I got the same thing on my dies 
ended up wiping all mine down with strike hold 
so far this has held up but its only been about 6 months


----------



## Bottlerocket (Aug 11, 2011)

I'll look into that scotty! Its only on some of my cheaper (Hornady) dies. My nice RCBS and Lee haven't had the issue. But my ancient case trimmer did have a problem with the rust. Luckily RCBS has amazing CS and they have a new part coming right away so I can get back to reloading!


----------



## Firefishvideo (Jul 1, 2010)

I only have Lee dies...and its only on a few of them. Have them set up in the 5 hole turrets for the progressive press....so they are all together....but still only some of them rust. Not bad....but just enough to make you..


----------



## Bottlerocket (Aug 11, 2011)

Firefishvideo said:


> I only have Lee dies...and its only on a few of them. Have them set up in the 5 hole turrets for the progressive press....so they are all together....but still only some of them rust. Not bad....but just enough to make you..


Dillon 650?


----------



## Firefishvideo (Jul 1, 2010)

Bottlerocket said:


> Dillon 650?


 Lee loadmaster progressive. Couldn't justify the extra $ when the lee pumps out rounds at 300-400 per hour.


----------



## shootnstarz (May 4, 2011)

This is Florida and battling rust is a constant problem with anything made of steel. Even things inside will eventually form surface rust just from the humidity that's so prevalent in the air, especially the closer you live to the coast. Go live on the beach for a year and you'll find rust on your coat hangers, razor blades and things you've never known to rust before.

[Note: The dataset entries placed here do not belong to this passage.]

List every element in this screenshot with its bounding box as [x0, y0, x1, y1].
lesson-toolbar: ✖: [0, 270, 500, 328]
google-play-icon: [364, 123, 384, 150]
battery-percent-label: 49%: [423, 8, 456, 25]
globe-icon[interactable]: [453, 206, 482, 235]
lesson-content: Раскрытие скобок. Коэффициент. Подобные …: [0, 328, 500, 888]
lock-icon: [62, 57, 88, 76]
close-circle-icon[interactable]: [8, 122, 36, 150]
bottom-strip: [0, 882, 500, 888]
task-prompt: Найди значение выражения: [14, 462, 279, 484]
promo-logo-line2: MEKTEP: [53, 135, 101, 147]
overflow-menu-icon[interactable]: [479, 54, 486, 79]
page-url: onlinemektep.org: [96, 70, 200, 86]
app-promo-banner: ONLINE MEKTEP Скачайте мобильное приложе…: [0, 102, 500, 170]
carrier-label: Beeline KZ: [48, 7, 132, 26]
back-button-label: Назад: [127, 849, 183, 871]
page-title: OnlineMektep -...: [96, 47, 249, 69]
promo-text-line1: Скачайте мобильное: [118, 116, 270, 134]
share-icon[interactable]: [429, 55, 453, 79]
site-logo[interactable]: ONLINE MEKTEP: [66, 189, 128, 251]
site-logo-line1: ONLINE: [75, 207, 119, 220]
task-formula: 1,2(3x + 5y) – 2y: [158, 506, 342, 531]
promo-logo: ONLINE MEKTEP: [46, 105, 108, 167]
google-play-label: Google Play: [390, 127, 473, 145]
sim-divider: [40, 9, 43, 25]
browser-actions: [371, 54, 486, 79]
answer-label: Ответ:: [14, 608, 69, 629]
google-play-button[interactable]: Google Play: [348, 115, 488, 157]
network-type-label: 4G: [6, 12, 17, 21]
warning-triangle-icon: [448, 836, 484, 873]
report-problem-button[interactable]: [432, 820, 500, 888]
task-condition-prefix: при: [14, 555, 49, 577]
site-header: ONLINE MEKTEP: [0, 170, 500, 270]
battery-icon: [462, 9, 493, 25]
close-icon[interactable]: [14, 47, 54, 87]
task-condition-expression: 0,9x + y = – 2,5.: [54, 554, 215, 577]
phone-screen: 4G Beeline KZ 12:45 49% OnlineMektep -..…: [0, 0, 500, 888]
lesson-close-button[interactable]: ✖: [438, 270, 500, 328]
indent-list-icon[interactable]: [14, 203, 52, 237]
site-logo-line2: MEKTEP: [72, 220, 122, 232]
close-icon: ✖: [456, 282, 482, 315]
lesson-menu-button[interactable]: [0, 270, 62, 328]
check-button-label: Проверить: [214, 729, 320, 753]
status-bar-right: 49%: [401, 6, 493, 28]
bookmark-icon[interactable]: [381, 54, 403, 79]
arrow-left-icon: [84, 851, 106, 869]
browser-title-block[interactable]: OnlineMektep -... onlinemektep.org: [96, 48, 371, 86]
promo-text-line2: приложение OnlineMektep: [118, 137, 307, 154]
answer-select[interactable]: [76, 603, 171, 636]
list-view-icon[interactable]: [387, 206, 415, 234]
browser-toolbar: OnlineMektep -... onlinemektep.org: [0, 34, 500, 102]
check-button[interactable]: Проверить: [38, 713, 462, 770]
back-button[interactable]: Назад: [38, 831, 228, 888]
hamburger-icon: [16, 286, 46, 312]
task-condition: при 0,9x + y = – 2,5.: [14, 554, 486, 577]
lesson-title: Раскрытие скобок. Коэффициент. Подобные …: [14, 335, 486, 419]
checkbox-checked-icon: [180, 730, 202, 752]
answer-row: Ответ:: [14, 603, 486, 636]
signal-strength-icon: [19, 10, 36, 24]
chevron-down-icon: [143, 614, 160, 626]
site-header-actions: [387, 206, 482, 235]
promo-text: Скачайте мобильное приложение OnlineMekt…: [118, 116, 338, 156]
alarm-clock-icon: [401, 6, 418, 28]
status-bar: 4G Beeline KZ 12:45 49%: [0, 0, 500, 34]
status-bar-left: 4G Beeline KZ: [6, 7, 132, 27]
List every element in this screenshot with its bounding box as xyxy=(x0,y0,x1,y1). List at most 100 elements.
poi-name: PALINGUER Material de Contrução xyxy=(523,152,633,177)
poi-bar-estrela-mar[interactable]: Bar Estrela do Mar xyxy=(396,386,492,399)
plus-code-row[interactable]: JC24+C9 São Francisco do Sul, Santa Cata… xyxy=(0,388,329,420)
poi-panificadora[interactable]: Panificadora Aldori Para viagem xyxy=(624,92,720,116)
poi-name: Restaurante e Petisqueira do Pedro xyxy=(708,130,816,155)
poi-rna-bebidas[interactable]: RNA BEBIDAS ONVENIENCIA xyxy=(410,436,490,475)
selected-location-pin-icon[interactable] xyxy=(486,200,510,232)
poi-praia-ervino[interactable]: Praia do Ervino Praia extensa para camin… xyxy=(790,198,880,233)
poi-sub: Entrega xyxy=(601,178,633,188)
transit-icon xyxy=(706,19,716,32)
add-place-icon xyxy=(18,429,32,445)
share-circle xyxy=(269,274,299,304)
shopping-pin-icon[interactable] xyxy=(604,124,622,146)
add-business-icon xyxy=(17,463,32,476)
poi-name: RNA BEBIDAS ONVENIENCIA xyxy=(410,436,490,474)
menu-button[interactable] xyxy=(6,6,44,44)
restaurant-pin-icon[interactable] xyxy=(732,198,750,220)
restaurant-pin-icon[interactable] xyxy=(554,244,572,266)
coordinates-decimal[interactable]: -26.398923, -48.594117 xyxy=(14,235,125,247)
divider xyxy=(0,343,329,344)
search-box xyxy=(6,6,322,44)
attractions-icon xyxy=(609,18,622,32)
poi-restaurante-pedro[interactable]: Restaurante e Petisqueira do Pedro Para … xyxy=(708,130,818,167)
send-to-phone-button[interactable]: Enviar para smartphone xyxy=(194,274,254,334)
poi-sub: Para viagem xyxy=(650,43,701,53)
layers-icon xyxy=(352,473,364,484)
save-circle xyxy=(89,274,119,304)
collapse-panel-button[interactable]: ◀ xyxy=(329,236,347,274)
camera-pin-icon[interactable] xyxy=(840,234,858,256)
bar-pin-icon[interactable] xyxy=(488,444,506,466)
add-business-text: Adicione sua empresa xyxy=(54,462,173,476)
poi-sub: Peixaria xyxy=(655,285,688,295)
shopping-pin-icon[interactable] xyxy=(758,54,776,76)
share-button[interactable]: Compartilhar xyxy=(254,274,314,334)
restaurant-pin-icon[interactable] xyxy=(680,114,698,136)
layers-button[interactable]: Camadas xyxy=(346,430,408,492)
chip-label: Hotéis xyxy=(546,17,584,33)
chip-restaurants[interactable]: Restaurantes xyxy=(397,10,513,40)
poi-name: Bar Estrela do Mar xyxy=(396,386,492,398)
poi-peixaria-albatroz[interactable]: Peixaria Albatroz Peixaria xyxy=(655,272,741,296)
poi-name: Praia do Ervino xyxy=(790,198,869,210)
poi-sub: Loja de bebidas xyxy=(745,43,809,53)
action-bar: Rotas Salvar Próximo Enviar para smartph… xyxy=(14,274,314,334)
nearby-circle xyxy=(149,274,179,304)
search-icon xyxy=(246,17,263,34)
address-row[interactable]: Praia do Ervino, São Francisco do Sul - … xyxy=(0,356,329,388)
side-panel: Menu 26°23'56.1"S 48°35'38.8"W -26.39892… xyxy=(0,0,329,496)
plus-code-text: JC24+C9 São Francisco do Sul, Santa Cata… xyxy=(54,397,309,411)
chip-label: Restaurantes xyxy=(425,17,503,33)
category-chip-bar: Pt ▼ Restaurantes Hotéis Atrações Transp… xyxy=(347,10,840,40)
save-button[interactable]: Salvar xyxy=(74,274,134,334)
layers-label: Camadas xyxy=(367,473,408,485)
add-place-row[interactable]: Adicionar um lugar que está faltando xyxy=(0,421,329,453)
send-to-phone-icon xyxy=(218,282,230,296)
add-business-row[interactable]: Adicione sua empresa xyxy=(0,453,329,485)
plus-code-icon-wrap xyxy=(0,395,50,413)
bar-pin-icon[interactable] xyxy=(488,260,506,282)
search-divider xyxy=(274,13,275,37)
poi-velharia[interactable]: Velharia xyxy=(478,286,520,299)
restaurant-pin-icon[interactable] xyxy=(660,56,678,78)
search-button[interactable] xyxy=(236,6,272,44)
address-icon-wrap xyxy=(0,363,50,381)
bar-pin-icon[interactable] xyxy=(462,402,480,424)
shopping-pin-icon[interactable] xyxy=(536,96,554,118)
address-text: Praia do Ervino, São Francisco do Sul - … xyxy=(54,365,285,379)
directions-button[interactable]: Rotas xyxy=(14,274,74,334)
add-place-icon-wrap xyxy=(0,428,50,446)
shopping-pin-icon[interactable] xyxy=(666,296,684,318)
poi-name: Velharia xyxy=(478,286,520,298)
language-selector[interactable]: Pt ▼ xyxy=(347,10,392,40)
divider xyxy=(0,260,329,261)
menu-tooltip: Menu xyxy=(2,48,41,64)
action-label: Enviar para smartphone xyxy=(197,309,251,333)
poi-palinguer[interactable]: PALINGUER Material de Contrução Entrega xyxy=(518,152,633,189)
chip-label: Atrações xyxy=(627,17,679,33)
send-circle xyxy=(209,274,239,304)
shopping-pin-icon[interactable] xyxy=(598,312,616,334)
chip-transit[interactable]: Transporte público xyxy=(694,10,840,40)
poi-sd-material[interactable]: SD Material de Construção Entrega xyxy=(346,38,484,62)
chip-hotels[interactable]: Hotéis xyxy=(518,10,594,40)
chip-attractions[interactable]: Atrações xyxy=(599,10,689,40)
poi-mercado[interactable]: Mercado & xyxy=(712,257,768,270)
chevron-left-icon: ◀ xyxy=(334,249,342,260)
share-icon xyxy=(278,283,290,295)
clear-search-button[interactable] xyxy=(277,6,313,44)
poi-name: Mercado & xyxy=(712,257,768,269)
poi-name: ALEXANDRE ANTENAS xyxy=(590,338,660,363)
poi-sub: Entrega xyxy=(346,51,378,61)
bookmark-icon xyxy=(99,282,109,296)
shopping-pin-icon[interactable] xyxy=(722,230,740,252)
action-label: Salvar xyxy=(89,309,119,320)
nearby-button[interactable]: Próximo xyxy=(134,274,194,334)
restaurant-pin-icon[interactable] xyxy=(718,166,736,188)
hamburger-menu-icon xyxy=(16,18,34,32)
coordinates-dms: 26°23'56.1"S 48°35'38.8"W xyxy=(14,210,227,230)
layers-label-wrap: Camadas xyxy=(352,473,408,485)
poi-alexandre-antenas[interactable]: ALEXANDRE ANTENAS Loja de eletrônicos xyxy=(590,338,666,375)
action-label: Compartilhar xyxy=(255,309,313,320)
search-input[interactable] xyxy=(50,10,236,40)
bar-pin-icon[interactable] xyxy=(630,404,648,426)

My woodworking machinery needs constant steelwooling and rewaxing or it will turn orange. Can't use any oil based products or it will contaminate the wood.

Some of the reloading equipment rust can come from just handling. Your sweat is very corrosive. Just try your best to wipe down everything after you finish with a lightly oiled rag. Treat your reloading equipment the same as you do your firearms and they will last forever. And realize this is not Arizona and the air is saturated with moisture. You will forever be battling rust on anything made of steel that's unprotected from the elements.

As for the RCBS Trim Pro, I keep my shafts well oiled to decrease the wear on them and the housing. This keeps them from rusting.

Rick


----------